A anemia falciforme pode não ser tão conhecida quanto doenças como a AIDS, a tuberculose e a febre amarela, mas afeta milhões no mundo todo.
Segundo a Fundação Sickle Cell Disease, da Califórnia, nos EUA, cerca 250 milhões de pessoas carregam o gene, que, se herdado do pai e da mãe, gera a enfermidade. Cerca de 300 mil crianças nascem todo ano com anemia falciforme.
Uma das doenças genéticas mais comuns do mundo, ela é caracterizada por uma alteração nos glóbulos vermelhos, que perdem a forma arredondada e adquirem o aspecto de uma foice.
Essa deformidade faz com que eles endureçam, dificultando a passagem do sangue pelos vasos e a oxigenação dos tecidos. Pode causar dor forte, anemia crônica e prejudicar órgãos vitais.
Um estudo recente conduzido por pesquisadores do americano Center for Research on Genomics and Global Health (CRGGH), feito com base na análise do genoma de 3 mil pessoas, liga a anemia falciforme a uma mutação genética que teria se manifestado em apenas uma criança há pouco mais de 7 mil anos.
A história da doença é um exemplo de como uma coisa boa acabou tendo péssimas consequências. Há muitos milhares de anos, quando o deserto do Sahara, no norte de África, ainda era uma área úmida e chuvosa, coberta com uma floresta, uma criança nasceu com uma mutação genética que lhe deu imunidade à malária.

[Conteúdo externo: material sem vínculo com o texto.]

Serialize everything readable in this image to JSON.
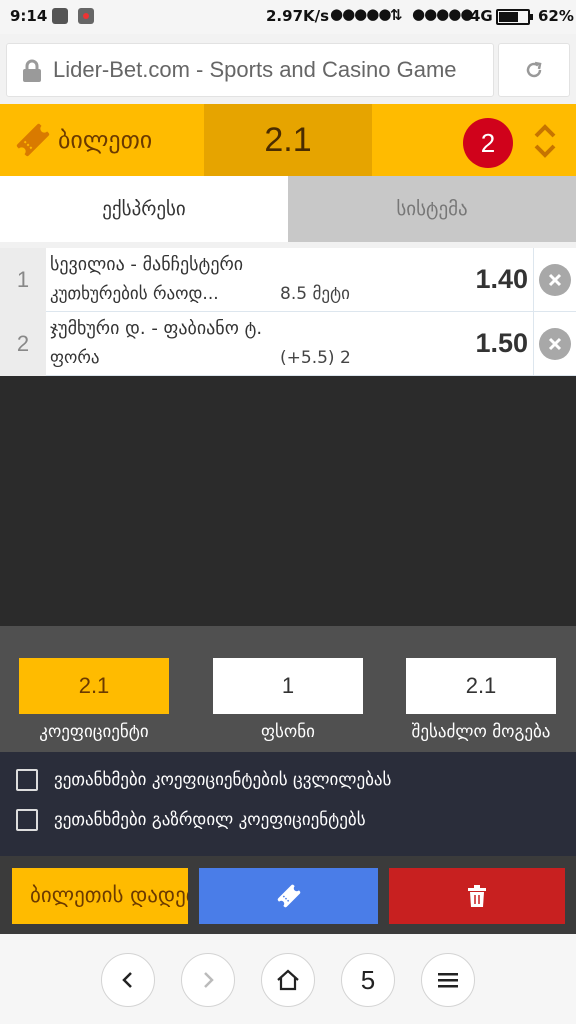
{
  "status_bar": {
    "time": "9:14",
    "speed": "2.97K/s",
    "signal1": "●●●●●",
    "signal2": "●●●●●",
    "network": "4G",
    "battery": "62%"
  },
  "browser": {
    "url": "Lider-Bet.com - Sports and Casino Game",
    "reload_icon": "reload-icon"
  },
  "ticket": {
    "title": "ბილეთი",
    "total_odds": "2.1",
    "count": "2"
  },
  "tabs": {
    "express": "ექსპრესი",
    "system": "სისტემა",
    "active": "express"
  },
  "bets": [
    {
      "index": "1",
      "match": "სევილია - მანჩესტერი",
      "market": "კუთხურების რაოდ...",
      "pick": "8.5 მეტი",
      "odd": "1.40"
    },
    {
      "index": "2",
      "match": "ჯუმხური დ. - ფაბიანო ტ.",
      "market": "ფორა",
      "pick": "(+5.5) 2",
      "odd": "1.50"
    }
  ],
  "summary": {
    "coefficient_value": "2.1",
    "coefficient_label": "კოეფიციენტი",
    "stake_value": "1",
    "stake_label": "ფსონი",
    "win_value": "2.1",
    "win_label": "შესაძლო მოგება"
  },
  "agreements": {
    "accept_changes": "ვეთანხმები კოეფიციენტების ცვლილებას",
    "accept_increased": "ვეთანხმები გაზრდილ კოეფიციენტებს"
  },
  "actions": {
    "save_label": "ბილეთის დადება"
  },
  "browser_nav": {
    "tabs_count": "5"
  },
  "colors": {
    "accent": "#ffbb00",
    "blue": "#4a7de8",
    "red": "#c82020",
    "badge": "#d0021b"
  }
}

A doença era tão mortal há milhares de anos quanto é hoje – nos dias atuais a malária mata uma criança a cada dois minutos. Em um ambiente que era habitat dos pernilongos que carregam a doença, essa mutação deu grande vantagem a essa criança, que viveu, cresceu e teve filhos.
Seus filhos herdaram a mutação e, graças à imunidade, se espalharam e se reproduziram. Até hoje, as pessoas que têm o gene são mais resistentes à malária.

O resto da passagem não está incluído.